This appeal is taken by defendant Halsey from the denial by the trial court, sitting without a jury, of defendant’s motion to dismiss, made at the close of plaintiffs’ proofs (G-CR 1963, 514.2), and from a finding that defendant’s car was being driven with his consent when it illegally entered an intersection, and collided with a bus which in turn struck two parked cars insured by plaintiff, Detroit Automobile Inter-Insurance Exchange.
An automobile owner, to be held responsible under the civil liability act, CLS 1961, § 257.401 (Stat Ann 1960 Rev § 9.2101) must consent to or know of another’s use of his car. At the close of plaintiffs’ proofs, evidence indicated that the driver of the car had run from the scene of the accident and that no complaint of the vehicle’s theft had been made by the owner at the time of the accident. From these facts the trial court could infer that the car was lawfully in the possession of the driver with the express or implied consent of the owner. Hatter v. Dodge Brothers (1918), 202 Mich 97. In view of *255this, defendant Halsey’s motion for dismissal at that point was properly denied.

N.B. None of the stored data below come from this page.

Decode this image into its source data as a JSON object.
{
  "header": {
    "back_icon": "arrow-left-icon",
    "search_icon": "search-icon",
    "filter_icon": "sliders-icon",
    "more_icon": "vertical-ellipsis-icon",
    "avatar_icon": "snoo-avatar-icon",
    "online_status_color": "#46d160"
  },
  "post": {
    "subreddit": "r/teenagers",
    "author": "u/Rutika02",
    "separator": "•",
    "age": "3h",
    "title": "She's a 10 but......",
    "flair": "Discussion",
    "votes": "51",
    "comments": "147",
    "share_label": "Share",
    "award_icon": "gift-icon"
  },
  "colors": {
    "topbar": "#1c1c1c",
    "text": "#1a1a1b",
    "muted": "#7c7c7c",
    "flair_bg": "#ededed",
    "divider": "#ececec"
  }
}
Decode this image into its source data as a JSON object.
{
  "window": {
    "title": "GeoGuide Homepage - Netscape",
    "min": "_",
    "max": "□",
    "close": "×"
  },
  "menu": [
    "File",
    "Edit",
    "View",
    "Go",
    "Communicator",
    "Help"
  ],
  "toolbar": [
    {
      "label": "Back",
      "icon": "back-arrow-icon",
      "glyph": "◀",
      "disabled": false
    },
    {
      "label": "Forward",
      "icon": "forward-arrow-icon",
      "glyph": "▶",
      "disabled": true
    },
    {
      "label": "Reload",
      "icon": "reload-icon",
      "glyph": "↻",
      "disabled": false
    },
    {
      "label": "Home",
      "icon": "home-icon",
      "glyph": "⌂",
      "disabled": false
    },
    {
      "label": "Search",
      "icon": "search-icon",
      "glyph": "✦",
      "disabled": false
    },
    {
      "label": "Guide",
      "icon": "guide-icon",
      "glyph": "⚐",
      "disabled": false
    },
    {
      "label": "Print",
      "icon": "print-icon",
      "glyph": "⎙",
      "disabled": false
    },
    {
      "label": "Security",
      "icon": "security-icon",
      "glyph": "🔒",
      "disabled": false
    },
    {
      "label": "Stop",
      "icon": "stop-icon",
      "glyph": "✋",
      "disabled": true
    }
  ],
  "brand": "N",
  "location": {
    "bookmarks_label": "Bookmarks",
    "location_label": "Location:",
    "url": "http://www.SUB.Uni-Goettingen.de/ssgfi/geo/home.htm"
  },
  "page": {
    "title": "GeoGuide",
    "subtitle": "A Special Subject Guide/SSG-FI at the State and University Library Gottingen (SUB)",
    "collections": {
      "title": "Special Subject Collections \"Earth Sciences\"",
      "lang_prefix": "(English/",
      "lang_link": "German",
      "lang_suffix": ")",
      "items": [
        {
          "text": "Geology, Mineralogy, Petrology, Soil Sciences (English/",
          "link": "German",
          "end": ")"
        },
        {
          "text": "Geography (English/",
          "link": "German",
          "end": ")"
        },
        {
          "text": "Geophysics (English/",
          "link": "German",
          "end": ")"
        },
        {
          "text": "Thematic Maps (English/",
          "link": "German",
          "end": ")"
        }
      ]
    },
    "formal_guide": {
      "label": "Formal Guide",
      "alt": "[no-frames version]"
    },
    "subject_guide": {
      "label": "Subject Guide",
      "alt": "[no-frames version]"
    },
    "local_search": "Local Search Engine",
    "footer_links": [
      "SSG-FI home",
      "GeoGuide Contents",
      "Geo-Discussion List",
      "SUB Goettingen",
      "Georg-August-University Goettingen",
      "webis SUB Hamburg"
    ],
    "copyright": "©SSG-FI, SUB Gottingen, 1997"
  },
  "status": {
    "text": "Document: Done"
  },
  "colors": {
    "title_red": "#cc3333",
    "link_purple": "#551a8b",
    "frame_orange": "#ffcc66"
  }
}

Halsey then failed to present clear, positive and credible proofs rebutting the permissible presumption* that his car was lawfully possessed and driven with his knowledge or consent. See Baumgartner v. Ham (1965), 374 Mich 169. In addition, a review of the record convinces that sufficient evidence was elicited in the course of appellant’s defense to support the trial court’s finding that Halsey’s son was the driver, further establishing the owner’s consent. AVe find no reversible error.
Affirmed. Costs to appellees.
T. Gr. Kavanagh, P. J., and Holbrook and Beer, JJ., concurred.